By Charlotte Li ’28
My friend once told me that she feels sorry for her English-speaking friends. Not out of arrogance, but because they would never get to experience the funniest version of her. That version only exists when she speaks Mandarin.
It was my freshman year, and we were still figuring out who we were in the languages we carried. Her comment stuck with me. What makes someone funnier, warmer, or more themselves in one language than another? Is it the culture baked into the words? The slang you grew up laughing at? Or does the language itself somehow carry how you feel?
I started paying closer attention after that conversation. And what I found in myself surprised me. I become quieter and more grounded in Cantonese. Playful and loose in Mandarin. Careful and structured in English and French, the languages that I learned in the classroom rather than in my everyday life. And yet, when I journal, when I am frustrated, when I want to be truly honest about something, such as expressing love, English flows the best. The language I grew up learning but never felt like I could fully master. The language that somehow became the place I go to tell the truth.
Part of it is cultural familiarity. My friend’s Mandarin humor is not just about the words; it is more about the references, the timing, and the shared understanding of what is funny and why. That kind of humor does not translate because it was never really about the language to begin with. It was about everything the language grew up inside of.

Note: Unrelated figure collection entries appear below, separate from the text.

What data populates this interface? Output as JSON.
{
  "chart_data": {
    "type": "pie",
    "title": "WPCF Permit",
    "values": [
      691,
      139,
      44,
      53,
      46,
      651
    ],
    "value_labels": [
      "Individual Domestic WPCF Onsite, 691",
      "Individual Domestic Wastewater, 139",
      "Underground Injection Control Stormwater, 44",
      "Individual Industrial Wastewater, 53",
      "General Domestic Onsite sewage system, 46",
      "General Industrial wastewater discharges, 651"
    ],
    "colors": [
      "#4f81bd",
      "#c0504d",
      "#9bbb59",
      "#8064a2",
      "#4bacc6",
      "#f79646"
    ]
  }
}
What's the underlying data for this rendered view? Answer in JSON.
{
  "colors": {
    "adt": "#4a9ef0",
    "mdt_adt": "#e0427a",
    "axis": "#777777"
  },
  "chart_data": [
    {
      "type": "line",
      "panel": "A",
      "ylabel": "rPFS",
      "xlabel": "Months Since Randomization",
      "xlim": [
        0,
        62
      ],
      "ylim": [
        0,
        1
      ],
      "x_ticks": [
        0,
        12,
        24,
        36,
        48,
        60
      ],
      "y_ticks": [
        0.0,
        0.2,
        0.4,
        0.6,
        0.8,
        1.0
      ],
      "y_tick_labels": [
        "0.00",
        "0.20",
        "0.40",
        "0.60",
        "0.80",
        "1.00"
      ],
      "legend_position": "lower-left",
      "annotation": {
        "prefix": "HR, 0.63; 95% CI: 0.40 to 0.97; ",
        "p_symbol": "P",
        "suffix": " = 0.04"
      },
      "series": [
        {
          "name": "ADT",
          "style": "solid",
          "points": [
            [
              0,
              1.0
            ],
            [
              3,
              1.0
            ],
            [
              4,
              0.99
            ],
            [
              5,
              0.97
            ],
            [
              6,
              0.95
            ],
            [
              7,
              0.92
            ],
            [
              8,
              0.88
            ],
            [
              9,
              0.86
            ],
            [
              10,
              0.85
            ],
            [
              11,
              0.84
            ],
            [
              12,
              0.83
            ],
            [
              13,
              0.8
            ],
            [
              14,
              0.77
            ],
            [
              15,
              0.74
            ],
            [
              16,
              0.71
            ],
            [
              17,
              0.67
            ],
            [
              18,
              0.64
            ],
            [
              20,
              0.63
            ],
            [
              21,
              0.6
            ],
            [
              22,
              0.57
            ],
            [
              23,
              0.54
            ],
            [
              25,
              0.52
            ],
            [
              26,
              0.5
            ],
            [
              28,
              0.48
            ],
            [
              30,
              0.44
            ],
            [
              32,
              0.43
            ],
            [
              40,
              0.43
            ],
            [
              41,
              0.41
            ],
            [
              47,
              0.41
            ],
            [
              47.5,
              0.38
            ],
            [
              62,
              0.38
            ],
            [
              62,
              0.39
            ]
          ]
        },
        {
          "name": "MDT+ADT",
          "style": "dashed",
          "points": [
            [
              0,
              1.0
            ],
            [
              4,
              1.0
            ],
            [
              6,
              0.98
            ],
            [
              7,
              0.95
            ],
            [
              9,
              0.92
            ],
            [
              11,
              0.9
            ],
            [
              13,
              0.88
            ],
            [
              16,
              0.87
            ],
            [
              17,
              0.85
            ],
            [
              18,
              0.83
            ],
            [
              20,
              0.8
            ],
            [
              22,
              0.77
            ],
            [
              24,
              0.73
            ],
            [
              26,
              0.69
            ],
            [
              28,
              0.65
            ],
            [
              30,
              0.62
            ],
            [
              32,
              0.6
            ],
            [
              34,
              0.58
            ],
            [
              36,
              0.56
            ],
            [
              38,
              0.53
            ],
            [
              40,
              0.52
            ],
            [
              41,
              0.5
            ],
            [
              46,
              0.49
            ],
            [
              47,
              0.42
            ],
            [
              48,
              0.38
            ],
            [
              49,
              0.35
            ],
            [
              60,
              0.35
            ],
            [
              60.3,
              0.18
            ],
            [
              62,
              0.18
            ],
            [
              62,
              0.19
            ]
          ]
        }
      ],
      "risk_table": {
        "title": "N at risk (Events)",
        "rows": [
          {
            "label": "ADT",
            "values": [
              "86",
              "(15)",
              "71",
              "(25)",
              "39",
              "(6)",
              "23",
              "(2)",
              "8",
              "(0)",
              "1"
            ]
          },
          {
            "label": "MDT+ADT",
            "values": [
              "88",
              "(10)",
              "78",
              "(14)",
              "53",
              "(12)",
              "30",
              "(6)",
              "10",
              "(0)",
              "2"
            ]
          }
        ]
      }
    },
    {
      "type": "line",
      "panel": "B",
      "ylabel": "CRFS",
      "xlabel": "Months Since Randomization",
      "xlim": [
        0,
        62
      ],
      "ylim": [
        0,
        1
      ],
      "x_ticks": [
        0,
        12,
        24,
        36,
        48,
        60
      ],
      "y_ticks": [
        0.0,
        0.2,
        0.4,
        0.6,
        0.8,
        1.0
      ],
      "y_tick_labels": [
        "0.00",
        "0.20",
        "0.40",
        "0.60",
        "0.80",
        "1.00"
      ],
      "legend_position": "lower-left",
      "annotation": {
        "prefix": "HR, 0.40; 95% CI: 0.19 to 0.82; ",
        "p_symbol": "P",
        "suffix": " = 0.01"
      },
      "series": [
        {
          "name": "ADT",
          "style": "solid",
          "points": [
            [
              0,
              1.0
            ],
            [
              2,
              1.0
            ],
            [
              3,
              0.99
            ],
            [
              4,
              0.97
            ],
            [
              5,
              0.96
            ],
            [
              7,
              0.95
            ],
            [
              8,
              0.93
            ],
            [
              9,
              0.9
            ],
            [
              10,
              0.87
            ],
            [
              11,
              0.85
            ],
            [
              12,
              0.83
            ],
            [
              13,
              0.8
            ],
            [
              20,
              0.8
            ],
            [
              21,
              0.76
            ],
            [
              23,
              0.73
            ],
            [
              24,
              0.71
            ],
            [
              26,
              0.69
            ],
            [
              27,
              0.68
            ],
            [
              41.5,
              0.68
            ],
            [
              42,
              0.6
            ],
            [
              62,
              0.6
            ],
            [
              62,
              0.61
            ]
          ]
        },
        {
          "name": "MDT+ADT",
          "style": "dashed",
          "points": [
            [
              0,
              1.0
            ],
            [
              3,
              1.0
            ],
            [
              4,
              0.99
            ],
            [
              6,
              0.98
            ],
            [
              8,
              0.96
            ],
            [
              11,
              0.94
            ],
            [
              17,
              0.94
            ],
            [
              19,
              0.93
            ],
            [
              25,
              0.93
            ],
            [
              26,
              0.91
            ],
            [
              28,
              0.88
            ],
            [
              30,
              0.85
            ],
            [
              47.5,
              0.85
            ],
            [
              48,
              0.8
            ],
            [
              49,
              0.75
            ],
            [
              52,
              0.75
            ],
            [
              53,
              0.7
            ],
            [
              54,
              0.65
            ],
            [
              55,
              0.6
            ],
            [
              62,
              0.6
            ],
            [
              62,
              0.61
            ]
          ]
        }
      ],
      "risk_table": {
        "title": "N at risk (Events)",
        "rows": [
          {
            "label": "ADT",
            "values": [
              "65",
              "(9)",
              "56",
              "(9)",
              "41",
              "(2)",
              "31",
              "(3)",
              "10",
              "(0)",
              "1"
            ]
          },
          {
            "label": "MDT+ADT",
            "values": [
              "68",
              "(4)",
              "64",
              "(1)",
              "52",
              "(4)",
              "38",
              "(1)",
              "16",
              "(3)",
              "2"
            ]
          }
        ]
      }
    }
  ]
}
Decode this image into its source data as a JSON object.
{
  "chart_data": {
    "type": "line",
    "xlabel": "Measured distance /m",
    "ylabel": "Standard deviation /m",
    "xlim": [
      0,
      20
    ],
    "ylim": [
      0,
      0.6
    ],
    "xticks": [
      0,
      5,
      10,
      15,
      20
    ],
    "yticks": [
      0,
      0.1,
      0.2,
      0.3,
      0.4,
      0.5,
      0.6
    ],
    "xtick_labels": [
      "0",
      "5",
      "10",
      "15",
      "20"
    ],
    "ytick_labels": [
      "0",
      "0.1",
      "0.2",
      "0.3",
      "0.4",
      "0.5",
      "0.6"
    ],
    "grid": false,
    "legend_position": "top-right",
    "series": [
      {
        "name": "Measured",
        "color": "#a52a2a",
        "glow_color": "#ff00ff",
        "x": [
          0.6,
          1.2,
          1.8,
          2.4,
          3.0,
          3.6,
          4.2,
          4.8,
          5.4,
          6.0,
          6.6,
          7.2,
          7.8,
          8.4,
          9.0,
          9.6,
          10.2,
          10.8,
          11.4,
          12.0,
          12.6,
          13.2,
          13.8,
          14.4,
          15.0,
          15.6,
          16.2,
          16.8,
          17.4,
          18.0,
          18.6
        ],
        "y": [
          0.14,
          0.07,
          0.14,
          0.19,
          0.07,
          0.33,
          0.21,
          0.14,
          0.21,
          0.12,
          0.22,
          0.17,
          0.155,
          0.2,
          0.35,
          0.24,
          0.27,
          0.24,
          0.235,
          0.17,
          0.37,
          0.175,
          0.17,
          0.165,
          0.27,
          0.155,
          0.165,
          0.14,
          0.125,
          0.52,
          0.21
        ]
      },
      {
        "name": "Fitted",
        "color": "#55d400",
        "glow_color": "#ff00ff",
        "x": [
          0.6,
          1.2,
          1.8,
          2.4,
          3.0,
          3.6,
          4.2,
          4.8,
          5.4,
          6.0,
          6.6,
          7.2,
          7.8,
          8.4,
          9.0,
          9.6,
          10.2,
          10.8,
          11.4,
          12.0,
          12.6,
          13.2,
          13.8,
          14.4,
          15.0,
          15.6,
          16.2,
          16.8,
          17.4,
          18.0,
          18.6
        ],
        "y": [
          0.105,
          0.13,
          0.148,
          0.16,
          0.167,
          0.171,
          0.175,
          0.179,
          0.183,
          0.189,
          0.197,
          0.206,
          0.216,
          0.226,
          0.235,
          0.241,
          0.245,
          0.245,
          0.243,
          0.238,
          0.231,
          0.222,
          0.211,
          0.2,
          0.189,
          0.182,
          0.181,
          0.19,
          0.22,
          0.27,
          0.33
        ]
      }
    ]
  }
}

It is also more than culture. The experience of using a language you learned through rules rather than instinct changes how you move through it. When I speak English and French, I slow down and monitor myself, think about how to phrase every sentence before I think about feeling. There is a certain carefulness that comes with a language you learned by rules rather than by instinct.
Cantonese and Mandarin are both homes, the languages I do not have to think in, where I can play and still sound like myself. The difference between them is subtler. Cantonese sits lower in my body. My voice drops. I speak it less here because fewer people share it with me, so it has become something more private. Mandarin is where I get loud, but I am not sure about the reason. Maybe it’s how often I use it, maybe something in the rhythm. Some things about language live below explanation.
What is strange is that none of this is conscious. I did not decide to be more serious in English or more fun in Mandarin. It just happened from over years of where and how and why I used each language. Which makes me wonder how much of our personality is actually ours, and how much of it belongs to the language we are speaking at the time.
Maybe the language we feel most in is not the one we were born into. Maybe it is the one that was around when we were figuring something out, about ourselves, other people, or what we actually wanted to say. Languages do not just carry words. They carry the version of you that learned them.
So next time you catch yourself switching languages mid-conversation, or reaching for a word that only exists in one of your languages, pay attention. That moment of reaching is showing you where you keep the parts of yourself that are hardest to translate.